Friday, May 8, 2009

Maria and Dudu with patient and grandaughter

By Laura Mosby

Wow what an experience and I just really don’t know where to start. By far the most moving experience so far has been the home visits we went on with the Sisters (nurses) on Monday. I went with Maria. What a little spitfire. She was such a delight to be with. We shared a fierce sense of humor and compassion for the patients. We quickly became buddies and I learned so much from her. She has been a Hospice nurse for over 20 years and knows her patients and community very well. She has such an easy way and warmth with her patients, the community and us, her guests. I was so impressed with her openness to talk about her struggles in the field and the plight of the community. When I asked her about her wish list for her patients and coworkers. She said she wished for food for her patients and umbrellas for her coworkers.

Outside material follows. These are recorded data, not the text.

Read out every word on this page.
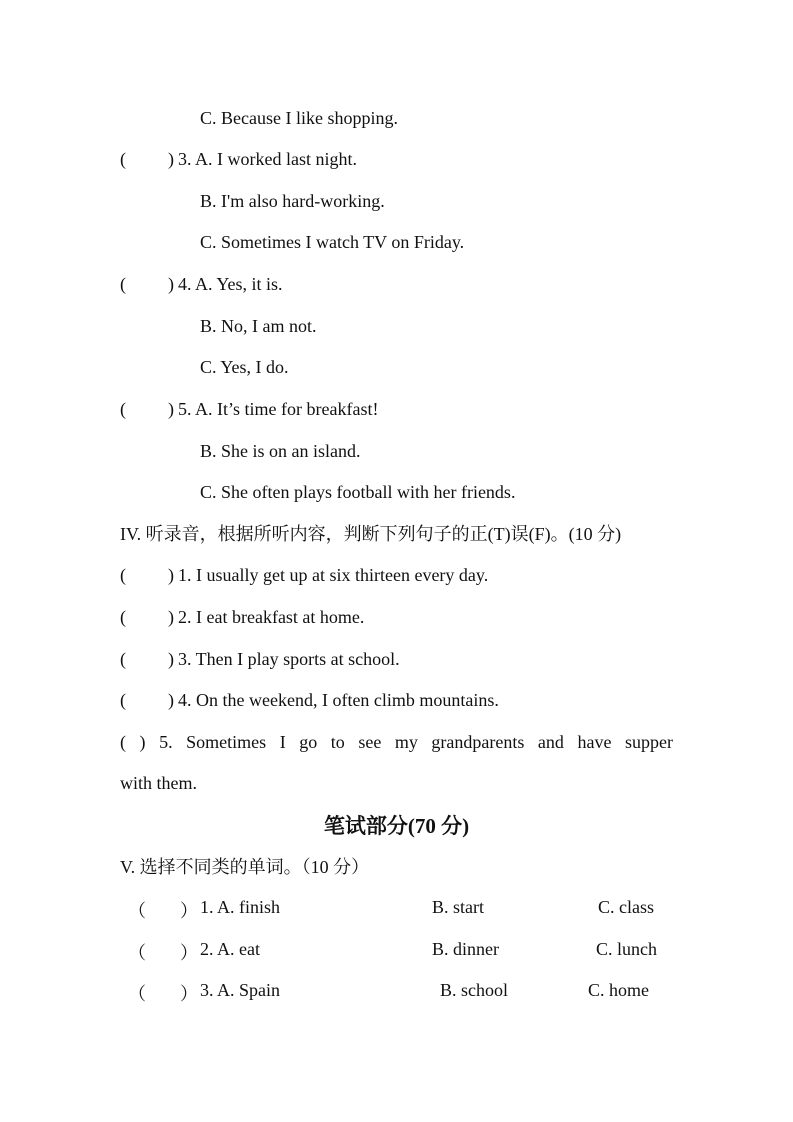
C. Because I like shopping.
( ) 3. A. I worked last night.
B. I'm also hard-working.
C. Sometimes I watch TV on Friday.
( ) 4. A. Yes, it is.
B. No, I am not.
C. Yes, I do.
( ) 5. A. It’s time for breakfast!
B. She is on an island.
C. She often plays football with her friends.
IV. 听录音，根据所听内容，判断下列句子的正(T)误(F)。(10 分)
( ) 1. I usually get up at six thirteen every day.
( ) 2. I eat breakfast at home.
( ) 3. Then I play sports at school.
( ) 4. On the weekend, I often climb mountains.
( ) 5. Sometimes I go to see my grandparents and have supper
with them.
笔试部分(70 分)
V. 选择不同类的单词。（10 分）
（ ） 1. A. finish	B. start	C. class
（ ） 2. A. eat	B. dinner	C. lunch
（ ） 3. A. Spain	B. school	C. home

DuDu the Community Care Worker, like our Home Health Aides, works alongside Maria and walks approximately 7 miles each day from patient to patient. Oftentimes in the rain or blazing sun. She only makes about $100 a month and cannot afford transportation. This is the case for all the Community Care Workers. With this being such a basic need, the next day we were able to buy 30 umbrellas. We gifted them along with a little cash for transport, to the Community Care Workers during a Support Meeting we facilitated. They were so appreciative you just would not believe it. My how little things can go a long way.

These women are phenomenal in their dedication and advocacy to patients and their community. The love they feel and share is evident in everything they do. They carry joy in their hearts as they face tragic and difficult situations and every time left the patients feeling demonstratively better for their visits. It was a great honor to walk alongside them.

I meet 5 patients with very interesting stories. Some very sad cases (See Roxie’s earlier post), some inspirational, but all striving to live the best life they can, given the conditions they endure. I met a grandmother with severe pain issues more concerned about who will care for her family, including her 2 year old granddaughter, once she dies. She is the only source of income.

I met a male patient with AIDS who lives with his brother and sister in the family home. His family has abandoned him due to his illness. They openly chastise him and will not provide meals or care for him due to the stigma of HIV/AIDS. He has become an advocate in the community to increase awareness and education but lives in a lonely home. When I asked him if he could have one wish what it would be, he answered peace and communication in his home. Not a cure, not a different financial situation…he wants the love of his family. Made me take pause.

The power of human relationships to feed our spirits…to give or to take away. May we all try to give, even when it is difficult or frightening, or uncomfortable.


1 comment:

  1. Hi to all. Thank you for the great updates. They let me feel like I am right there with you. The pictures are great too. Can you believe a week is almost over? Best wishes as you continue to experience and share these touching moments. You remain in my thoughts.